As crazy as these stories sound, recent events in the US might have surpassed the extremes of 1999 raising the question of whether this is the craziest growth stock bubble ever.

Source:  Bloomberg 17 December 2020. Past performance is not a guide to the future. The price of investments and the income from them may fall as well as rise and investors may not get back the full amount invested 

A glance at the vertical line in the chart above which shows the remarkable ascent of NASDAQ in the last couple of years should immediately alarm investors. In addition, looking at long run valuation multiples, it is hard to escape the conclusion that growth stocks are very expensive. In fact, using the price to sales multiple in the chart below, they are more expensive than they were at the peak of the dot.com bubble and we know how that ended; by 2002, NASDAQ was trading at a quarter of its March 2000 level. Clearly investors are betting that this time will be different.

Sources:  GMO, Worldscope, Compustat, MSCI. As of 30 Sep ’20. Note: Valuation ratios calculated using a weighted median.

Some have argued, however, that what differentiates expensive valuations from a bubble is behaviour. Jeremy Grantham, co-founder of US investment firm GMO, says that what true investment bubbles have in common is a mania on the part of market participants and a sense that if people would only jump on board, “Everybody Ought to be Rich.” With that in mind, lets look at a few examples of speculative behaviour that suggest this is a true bubble.

Tesla

Tesla has risen some 685% in 2020. In an excellent new paper by Rob Arnott[1], the author demonstrates how implausible the assumptions baked in to Tesla’s $608bn valuation are.

‘What else could we buy with $608 billion? Let’s consider the Electronic Vehicle (EV) market. Renault-Nissan, Volkswagen, and Hyundai-Kia are the second, third, and fourth largest EV producers with 13%, 11%, and 8%, respectively, of EV market share.6 Combined, these three organizations are responsible for 32% of EV market share, about 10% larger than Tesla (and growing roughly as fast), but together are valued at $172bn, barely one-fourth of Tesla’s value. Of course, these entities produce a lot more than just electric vehicles. The equivalent of Tesla’s current valuation can buy not only all of the electric vehicles these three organizations sell (actually 10% more than Tesla produces), but also about 27m of the non-electric vehicles they sell each year, close to 60 times Tesla’s likely 2020 EV sales, with $436bn to spare!’

Source:  Bloomberg 17 December 2020. Past performance is not a guide to the future. The price of investments and the income from them may fall as well as rise and investors may not get back the full amount invested.

Nikola

In their latest quarterly letter[2], GMO’s Ben Inker and John Pease, highlight the absurdity now apparent in some stocks using the example of Nikola which reached a valuation of $30bn on an infinite price to sales multiple since it had never actually produced anything and hence had no revenue let alone profits.

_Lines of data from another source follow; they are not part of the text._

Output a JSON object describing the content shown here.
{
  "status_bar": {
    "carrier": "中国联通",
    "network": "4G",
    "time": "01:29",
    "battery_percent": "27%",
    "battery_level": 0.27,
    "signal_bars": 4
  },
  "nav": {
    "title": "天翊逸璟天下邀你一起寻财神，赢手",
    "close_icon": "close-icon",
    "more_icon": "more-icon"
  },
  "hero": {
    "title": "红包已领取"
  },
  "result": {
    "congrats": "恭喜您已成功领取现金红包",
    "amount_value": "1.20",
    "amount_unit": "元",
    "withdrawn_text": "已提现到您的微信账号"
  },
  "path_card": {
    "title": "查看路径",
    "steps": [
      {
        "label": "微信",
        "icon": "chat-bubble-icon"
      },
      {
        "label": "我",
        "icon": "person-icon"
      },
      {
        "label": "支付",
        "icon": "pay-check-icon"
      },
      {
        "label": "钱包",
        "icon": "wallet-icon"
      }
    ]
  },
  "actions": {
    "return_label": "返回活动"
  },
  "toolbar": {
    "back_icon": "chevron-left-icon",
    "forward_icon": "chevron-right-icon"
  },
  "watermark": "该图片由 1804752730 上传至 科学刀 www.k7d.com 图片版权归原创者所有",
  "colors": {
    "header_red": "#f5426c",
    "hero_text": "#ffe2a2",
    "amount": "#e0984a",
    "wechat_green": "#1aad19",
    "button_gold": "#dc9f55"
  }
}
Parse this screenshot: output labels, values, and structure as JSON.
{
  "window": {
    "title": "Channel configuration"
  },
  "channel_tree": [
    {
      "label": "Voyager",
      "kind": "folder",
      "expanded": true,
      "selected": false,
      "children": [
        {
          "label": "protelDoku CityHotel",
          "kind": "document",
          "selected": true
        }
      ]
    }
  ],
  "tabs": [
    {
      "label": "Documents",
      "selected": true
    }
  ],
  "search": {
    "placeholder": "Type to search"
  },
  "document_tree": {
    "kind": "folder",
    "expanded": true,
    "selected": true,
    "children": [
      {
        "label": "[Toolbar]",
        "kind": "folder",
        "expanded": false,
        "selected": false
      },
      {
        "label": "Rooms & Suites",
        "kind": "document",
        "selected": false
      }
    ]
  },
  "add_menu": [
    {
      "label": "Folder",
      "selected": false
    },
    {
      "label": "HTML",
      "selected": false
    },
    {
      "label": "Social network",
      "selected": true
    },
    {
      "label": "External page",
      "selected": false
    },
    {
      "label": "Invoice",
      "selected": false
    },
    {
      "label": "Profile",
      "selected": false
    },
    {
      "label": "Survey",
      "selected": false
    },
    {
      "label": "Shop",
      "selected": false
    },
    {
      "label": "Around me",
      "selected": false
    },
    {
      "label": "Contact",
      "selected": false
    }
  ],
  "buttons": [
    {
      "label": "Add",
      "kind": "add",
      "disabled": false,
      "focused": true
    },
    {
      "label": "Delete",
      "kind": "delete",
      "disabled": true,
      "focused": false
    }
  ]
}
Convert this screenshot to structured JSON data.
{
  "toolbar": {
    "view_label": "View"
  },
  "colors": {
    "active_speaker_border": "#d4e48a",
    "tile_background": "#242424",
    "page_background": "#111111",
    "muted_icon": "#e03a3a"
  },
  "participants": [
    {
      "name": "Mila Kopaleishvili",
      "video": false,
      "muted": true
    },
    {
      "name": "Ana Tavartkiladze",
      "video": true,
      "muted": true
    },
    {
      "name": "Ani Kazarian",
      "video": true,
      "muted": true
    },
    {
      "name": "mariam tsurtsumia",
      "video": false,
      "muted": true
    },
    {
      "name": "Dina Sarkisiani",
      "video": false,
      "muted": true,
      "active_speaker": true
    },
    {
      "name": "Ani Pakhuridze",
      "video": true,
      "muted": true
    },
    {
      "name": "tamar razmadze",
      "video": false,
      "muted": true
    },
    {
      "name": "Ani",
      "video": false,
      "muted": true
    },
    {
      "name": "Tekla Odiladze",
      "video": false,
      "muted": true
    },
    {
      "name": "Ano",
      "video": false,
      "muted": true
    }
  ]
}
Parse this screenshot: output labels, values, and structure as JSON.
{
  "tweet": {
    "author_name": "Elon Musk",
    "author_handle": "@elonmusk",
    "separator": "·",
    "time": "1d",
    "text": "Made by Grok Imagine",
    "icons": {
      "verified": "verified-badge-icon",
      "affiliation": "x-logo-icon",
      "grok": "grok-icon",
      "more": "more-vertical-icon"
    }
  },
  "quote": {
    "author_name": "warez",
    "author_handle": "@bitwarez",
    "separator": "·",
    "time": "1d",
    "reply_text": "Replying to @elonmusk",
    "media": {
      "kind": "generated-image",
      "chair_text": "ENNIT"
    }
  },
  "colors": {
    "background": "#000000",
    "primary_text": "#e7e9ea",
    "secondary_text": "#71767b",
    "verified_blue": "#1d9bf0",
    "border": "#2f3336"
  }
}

Source:  Bloomberg 17 December 2020. Past performance is not a guide to the future. The price of investments and the income from them may fall as well as rise and investors may not get back the full amount invested.

This spring a would be Tesla called Nikola went public via a reverse merger with a SPAC9 at a valuation of $3bn. In the 2020 EV frenzy, it rose 10-fold to a market cap of about $30bn. This company is a rare bird in the stock market, a pre-revenue manufacturing company. In fact, Nikola is not only pre-revenue, having never sold any having never sold any vehicles because it has never produced any vehicles . Further, it has not even built the factory in which it aspires to build the trucks that it has yet to sell. This summer, a report came out detailing allegations that almost all of the claims of Nikola’s Elon Musk wannabe founder over the few years of its existence were lies. That founder, Trevor Milton, was forced to resign and the company has yet to meaningfully refute any of the claims made in the report. The stock duly fell, but even after information came out showing that pretty much everything the company has claimed to accomplish in its history was a lie, it still has a market cap more than three times its value at its public debut less than a year ago – a valuation that was presumably predicated on the company’s claims actually being true.’[3]

Other signs of excess in growth stocks[4]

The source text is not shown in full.